Airwayz is reaching for the skies to help drone fleets fly safely
As more private companies prepare autonomous delivery fleets, Airwayz is setting itself as the air traffic controller of drones
Following the successful start of a two-year pilot last week, Airwayz, which provides real-time autonomous management of multiple drones, has its eyes set on the skies. The company provides multi-platform software that can control, manage, and automate drone fleets that are responsible for different types of missions - something that is likely to come in handy once citizens start to see unmanned flying aircraft deliver their goods in the next few years.
“Every manufacturer or company brought their own drone and thought they could do an autonomous mission,” explained Airwayz co-founder and CEO Eyal Zor speaking to CTech after the pilot launched in Israel’s town of Hadera. “But how can they correspond with their competitors? How can Amazon drones do the delivery if there is a UPS drone doing its own delivery?”
Airwayz’s technology acts as somewhat of an AI-based air traffic controller for fleets of drones that will one day need to operate safely and efficiently in urban areas while avoiding collisions and abiding by governmental regulatory measures. For example, local municipalities will eventually be required to set laws such as avoiding kindergarten spaces, and drones will need to respond to ongoing changes occurring in urban environments while avoiding each other.
“The sky is democratic, but still you want to make sure the UTM (unmanned aircraft traffic system) manages the airspace as efficiently as it can with the given solution,” Zor said. The two-year pilot currently taking place, organized by the Israeli Innovation Authority in collaboration with the Ministry of Transport and the Prime Minister's Office, sets out to fix this issue. While Airwayz is running the system, it is sharing the skies with four other companies that are included in the pilot, filling up the skies with a total of 20 drones that are operating independently - but collaboratively - with each other to avoid disaster.

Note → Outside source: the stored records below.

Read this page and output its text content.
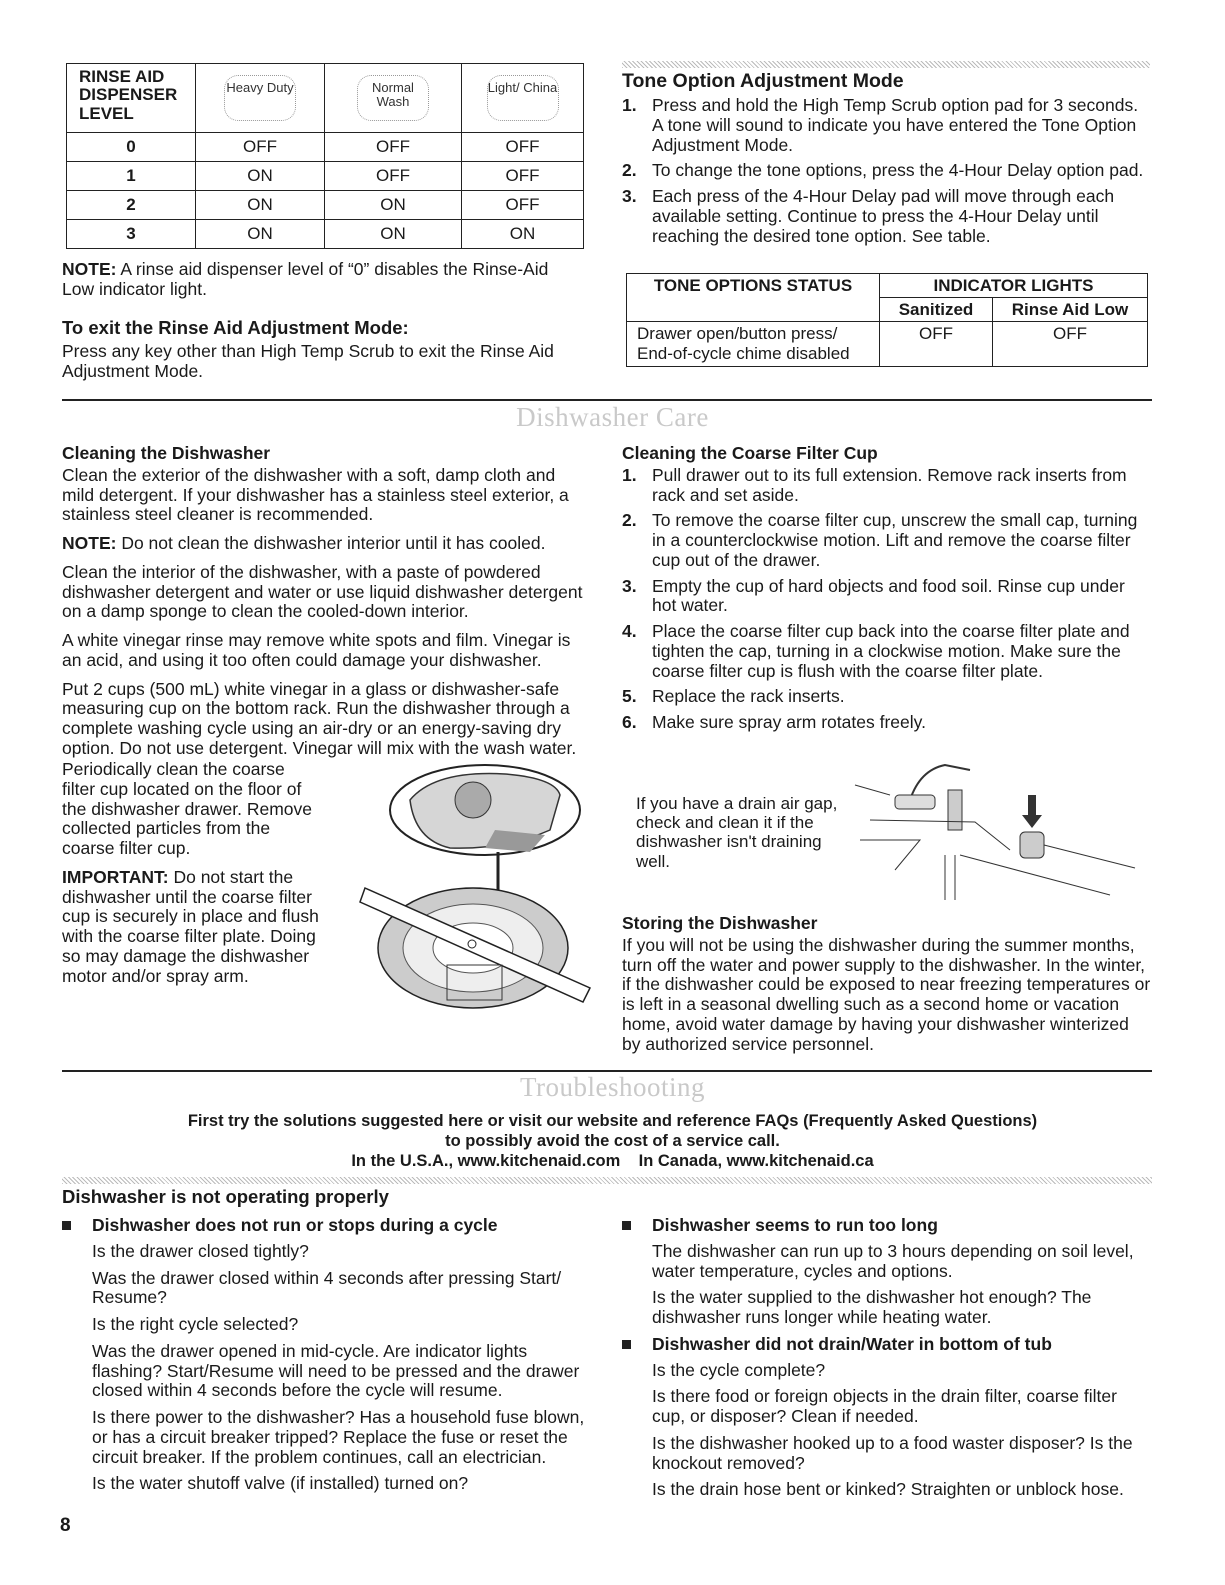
RINSE AID DISPENSER LEVEL	Heavy Duty	Normal Wash	Light/ China
0	OFF	OFF	OFF
1	ON	OFF	OFF
2	ON	ON	OFF
3	ON	ON	ON
NOTE: A rinse aid dispenser level of “0” disables the Rinse-Aid Low indicator light.
To exit the Rinse Aid Adjustment Mode:
Press any key other than High Temp Scrub to exit the Rinse Aid Adjustment Mode.
Tone Option Adjustment Mode
1. Press and hold the High Temp Scrub option pad for 3 seconds. A tone will sound to indicate you have entered the Tone Option Adjustment Mode.
2. To change the tone options, press the 4-Hour Delay option pad.
3. Each press of the 4-Hour Delay pad will move through each available setting. Continue to press the 4-Hour Delay until reaching the desired tone option. See table.
TONE OPTIONS STATUS	INDICATOR LIGHTS	
	Sanitized	Rinse Aid Low
Drawer open/button press/ End-of-cycle chime disabled	OFF	OFF
Dishwasher Care

Cleaning the Dishwasher

Clean the exterior of the dishwasher with a soft, damp cloth and mild detergent. If your dishwasher has a stainless steel exterior, a stainless steel cleaner is recommended.

NOTE: Do not clean the dishwasher interior until it has cooled.

Clean the interior of the dishwasher, with a paste of powdered dishwasher detergent and water or use liquid dishwasher detergent on a damp sponge to clean the cooled-down interior.

A white vinegar rinse may remove white spots and film. Vinegar is an acid, and using it too often could damage your dishwasher.

Put 2 cups (500 mL) white vinegar in a glass or dishwasher-safe measuring cup on the bottom rack. Run the dishwasher through a complete washing cycle using an air-dry or an energy-saving dry option. Do not use detergent. Vinegar will mix with the wash water.

Periodically clean the coarse filter cup located on the floor of the dishwasher drawer. Remove collected particles from the coarse filter cup.

IMPORTANT: Do not start the dishwasher until the coarse filter cup is securely in place and flush with the coarse filter plate. Doing so may damage the dishwasher motor and/or spray arm.

Cleaning the Coarse Filter Cup

1. Pull drawer out to its full extension. Remove rack inserts from rack and set aside.
2. To remove the coarse filter cup, unscrew the small cap, turning in a counterclockwise motion. Lift and remove the coarse filter cup out of the drawer.
3. Empty the cup of hard objects and food soil. Rinse cup under hot water.
4. Place the coarse filter cup back into the coarse filter plate and tighten the cap, turning in a clockwise motion. Make sure the coarse filter cup is flush with the coarse filter plate.
5. Replace the rack inserts.
6. Make sure spray arm rotates freely.
If you have a drain air gap, check and clean it if the dishwasher isn't draining well.

Storing the Dishwasher

If you will not be using the dishwasher during the summer months, turn off the water and power supply to the dishwasher. In the winter, if the dishwasher could be exposed to near freezing temperatures or is left in a seasonal dwelling such as a second home or vacation home, avoid water damage by having your dishwasher winterized by authorized service personnel.

Troubleshooting
First try the solutions suggested here or visit our website and reference FAQs (Frequently Asked Questions)
to possibly avoid the cost of a service call.
In the U.S.A., www.kitchenaid.com    In Canada, www.kitchenaid.ca
Dishwasher is not operating properly
Dishwasher does not run or stops during a cycle

Is the drawer closed tightly?

Was the drawer closed within 4 seconds after pressing Start/ Resume?

Is the right cycle selected?

Was the drawer opened in mid-cycle. Are indicator lights flashing? Start/Resume will need to be pressed and the drawer closed within 4 seconds before the cycle will resume.

Is there power to the dishwasher? Has a household fuse blown, or has a circuit breaker tripped? Replace the fuse or reset the circuit breaker. If the problem continues, call an electrician.

Is the water shutoff valve (if installed) turned on?

Dishwasher seems to run too long

The dishwasher can run up to 3 hours depending on soil level, water temperature, cycles and options.

Is the water supplied to the dishwasher hot enough? The dishwasher runs longer while heating water.

Dishwasher did not drain/Water in bottom of tub

Is the cycle complete?

Is there food or foreign objects in the drain filter, coarse filter cup, or disposer? Clean if needed.

Is the dishwasher hooked up to a food waster disposer? Is the knockout removed?

Is the drain hose bent or kinked? Straighten or unblock hose.

8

- With eyes on delivery drone deployment, Israeli authorities conduct widescale tests
- Report: Israeli defense industry executives among 20 detained for illegal trade in suicide drones
- Israeli drone passes test in GPS-denied environments, speeding up drone-based delivery goals
According to Zor, companies have been busy trying to make their own autonomous fleets work - let alone working on the solution for how they inevitably co-exist with other fleets from competing companies. Airwayz aims to be the space that works with private companies and local municipalities to make sure they’re all safe and efficient. This means being the platform that could guide drones away from schools during their opening hours, or quickly close-off airspace if there is an accident.
The question inevitably arises as to why a company like Amazon, with billions at its disposal to continue disrupting the world, would hand over this responsibility to a company like Airwayz. Surely, the tech giant would want to build its own infrastructure - similar to what it did with AWS - or simply buy the company to obtain its technology?

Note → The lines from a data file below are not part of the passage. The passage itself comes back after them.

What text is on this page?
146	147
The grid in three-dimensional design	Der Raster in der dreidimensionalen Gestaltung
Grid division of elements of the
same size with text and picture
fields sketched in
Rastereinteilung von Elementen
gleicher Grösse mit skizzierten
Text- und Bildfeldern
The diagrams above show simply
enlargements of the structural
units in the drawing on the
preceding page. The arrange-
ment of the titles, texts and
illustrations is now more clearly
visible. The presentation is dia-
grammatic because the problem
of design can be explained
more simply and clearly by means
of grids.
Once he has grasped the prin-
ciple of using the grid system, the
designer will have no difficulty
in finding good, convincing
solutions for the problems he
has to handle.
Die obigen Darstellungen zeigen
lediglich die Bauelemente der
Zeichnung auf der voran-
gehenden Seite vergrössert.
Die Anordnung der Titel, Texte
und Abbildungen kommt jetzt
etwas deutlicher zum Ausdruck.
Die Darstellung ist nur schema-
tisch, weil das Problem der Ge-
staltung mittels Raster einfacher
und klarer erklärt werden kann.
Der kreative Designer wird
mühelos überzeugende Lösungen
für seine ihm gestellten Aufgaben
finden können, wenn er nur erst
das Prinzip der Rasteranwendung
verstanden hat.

“From my point of view, Amazon is not a competitor - they’re a partner,” Zor asserted. “Amazon wants to make sure they can operate safely within the sky with UTM or other drone delivery. They will need an Airwayz solution to integrate in order for them to work because they understand without the road to make deliveries, they cannot operate. It’s part of the ecosystem.”

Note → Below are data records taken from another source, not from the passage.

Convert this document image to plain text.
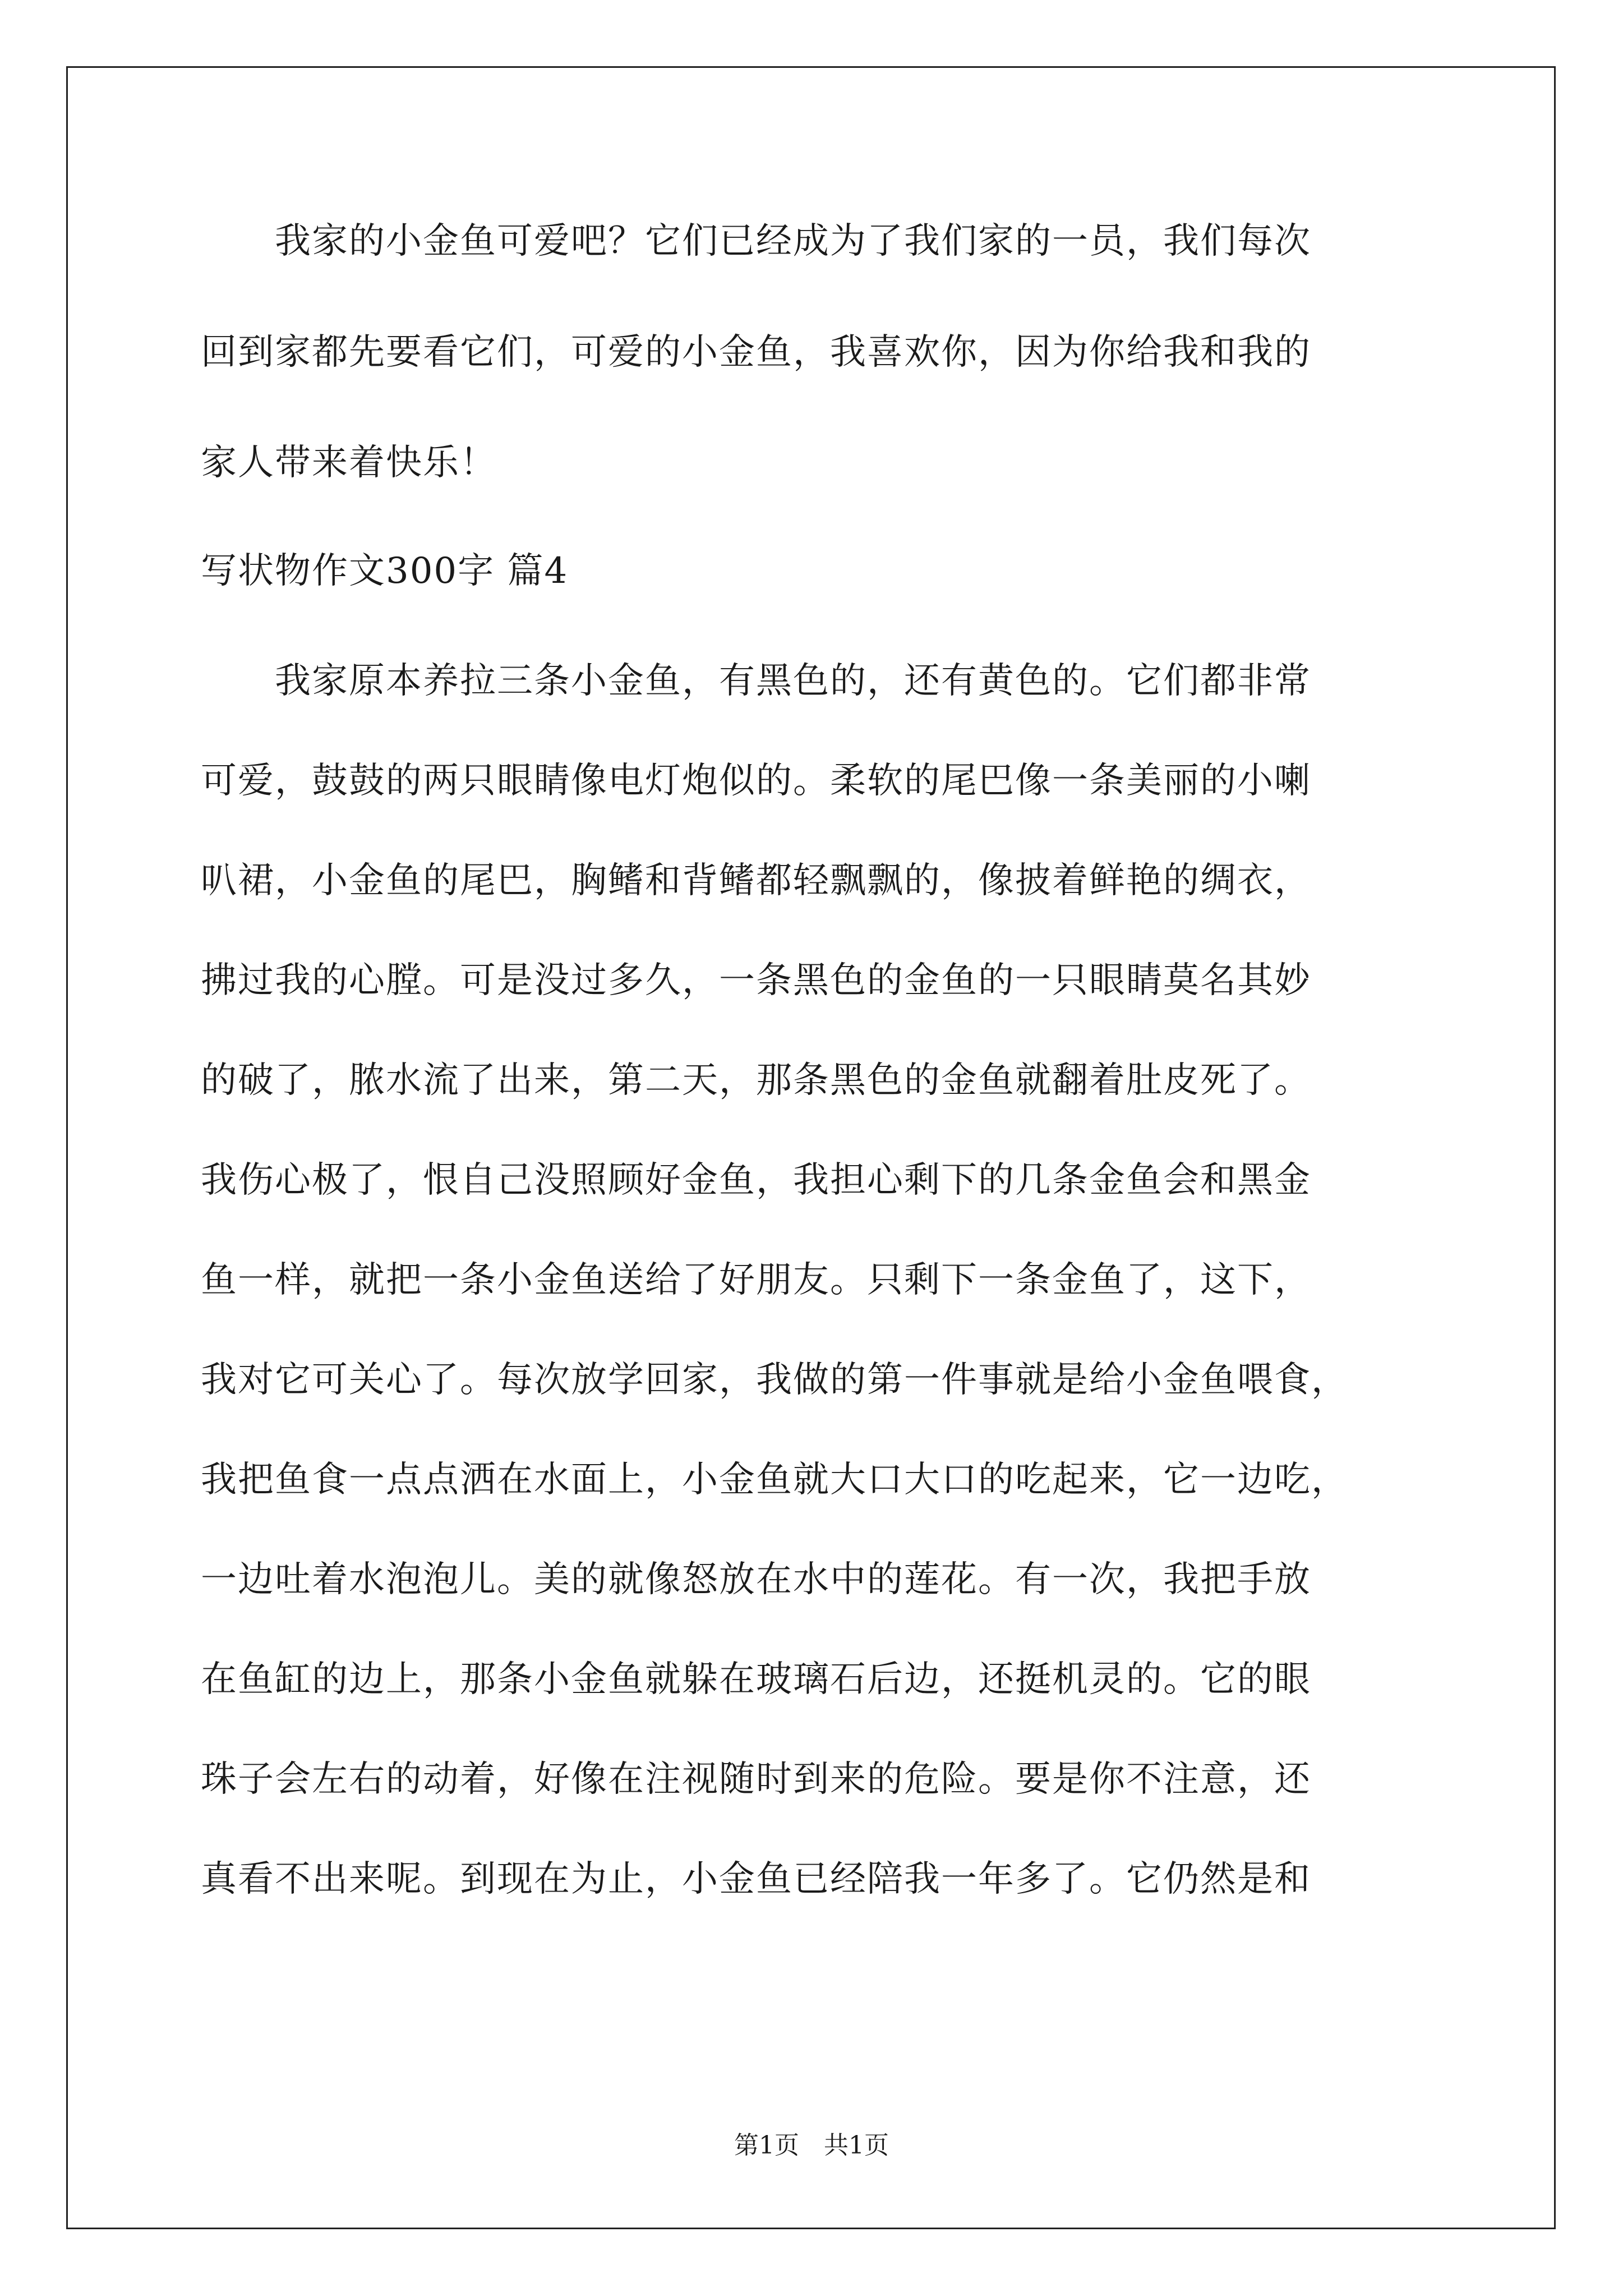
　　我家的小金鱼可爱吧？它们已经成为了我们家的一员，我们每次
回到家都先要看它们，可爱的小金鱼，我喜欢你，因为你给我和我的
家人带来着快乐！
写状物作文300字 篇4
　　我家原本养拉三条小金鱼，有黑色的，还有黄色的。它们都非常
可爱，鼓鼓的两只眼睛像电灯炮似的。柔软的尾巴像一条美丽的小喇
叭裙，小金鱼的尾巴，胸鳍和背鳍都轻飘飘的，像披着鲜艳的绸衣，
拂过我的心膛。可是没过多久，一条黑色的金鱼的一只眼睛莫名其妙
的破了，脓水流了出来，第二天，那条黑色的金鱼就翻着肚皮死了。
我伤心极了，恨自己没照顾好金鱼，我担心剩下的几条金鱼会和黑金
鱼一样，就把一条小金鱼送给了好朋友。只剩下一条金鱼了，这下，
我对它可关心了。每次放学回家，我做的第一件事就是给小金鱼喂食，
我把鱼食一点点洒在水面上，小金鱼就大口大口的吃起来，它一边吃，
一边吐着水泡泡儿。美的就像怒放在水中的莲花。有一次，我把手放
在鱼缸的边上，那条小金鱼就躲在玻璃石后边，还挺机灵的。它的眼
珠子会左右的动着，好像在注视随时到来的危险。要是你不注意，还
真看不出来呢。到现在为止，小金鱼已经陪我一年多了。它仍然是和
第1页　共1页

Zor admitted that the drone management market is still emerging, and so there is space for direct competition to potentially claim the spot of leading service, “for good or bad.” After all, MySpace ruled before Facebook and ‘Skyping’ has been swiftly replaced with ‘Zooming’. “Airwayz was founded by ex-Israeli air force personnel. We saw in real-time, multiple air vehicles operating simultaneously in airspace and we have worldwide experience on how you build a dynamic UTM. None of the other competitors can say this,” he added confidently.
As for now, the pilot currently taking place with five drone competitors is just a chance to show that the new world of drone deliveries can - and will - operate in a way that can keep minds at rest.
“Eventually you will have regulators and they will be responsible to make sure everyone has their fair share to manage the skies… now is not time to be in competition. Let’s show everyone we can collaborate together to create the market,” he said.